Radley Hall is said to be the finest
early 18th century mansion in Berkshire: Three storeys across nine bays of
red brick, with Sunningwell limestone dressings. The details are mostlty restrained early Georgian Baroque in style along with some inspired by the late Italian renaissance. It was erected from 1721 by Townesend and Peisley of Oxford for
Sir John Stonhouse, a man who had two baronetcies. Thomas Hearne saw it
still being built six years later. Capability Brown did some work on the
house in 1771 and a young Turner in painted a picture of it eighteen
years later. Inside, the wooden staircases are very fine and some of the
rooms have other interesting features, such as painted panelling, 17th
century woodwork from the chapel at Merton College, Oxford and a Bassae
Ionic screen.
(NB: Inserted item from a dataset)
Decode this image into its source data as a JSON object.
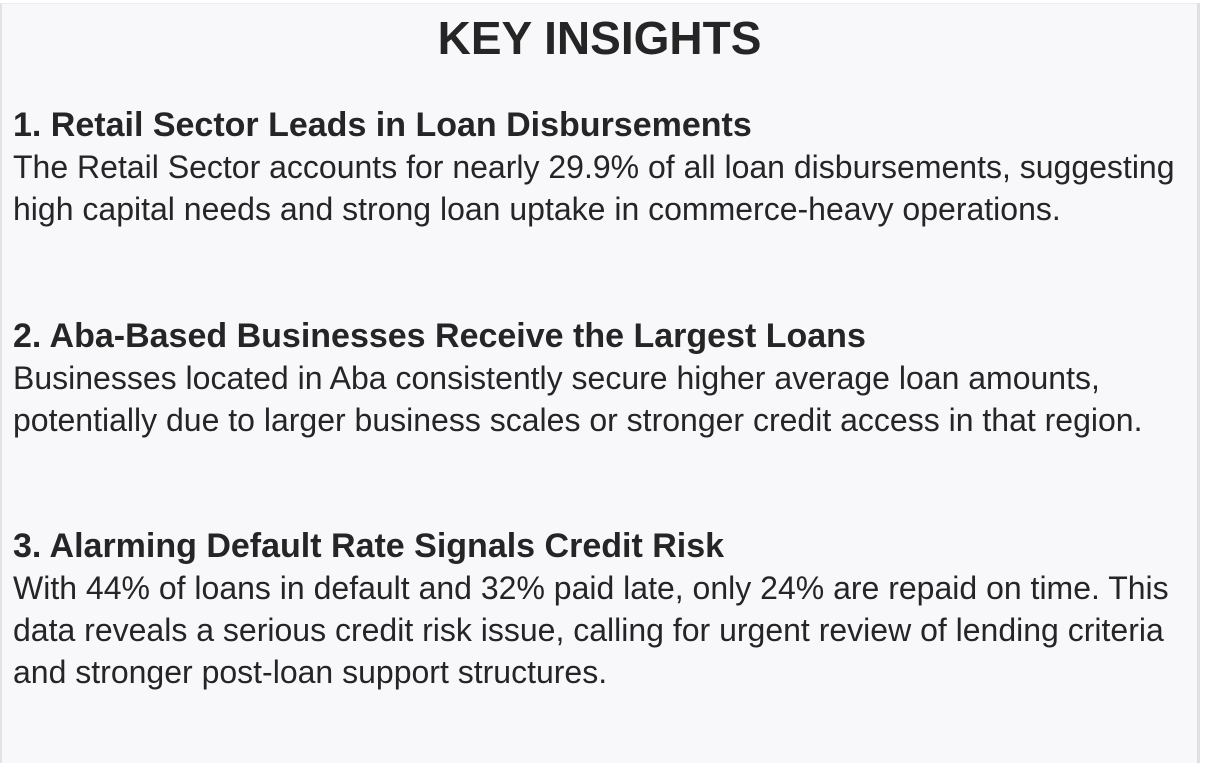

In
1795, Admiral Sir George Bowyer inherited the place. His son, also Sir
George, tried to find coal on his Bayworth estate and got into financial difficulties
as a result. He was forced to rent out Radley Hall and it became the home of
the newly founded Radley College in 1847. Other buildings were added, joined
to the hall around a cloister. These include a Gothic Revival chapel built
after the school purchased the estate in 1889. It has an early 16th century
Belgian wooden altarpiece showing scenes of the Passion of Christ. It was
given to the school by its founder in order to instill an appreciation of
the arts in the boys.
Radley College
is an independent school located near Abingdon.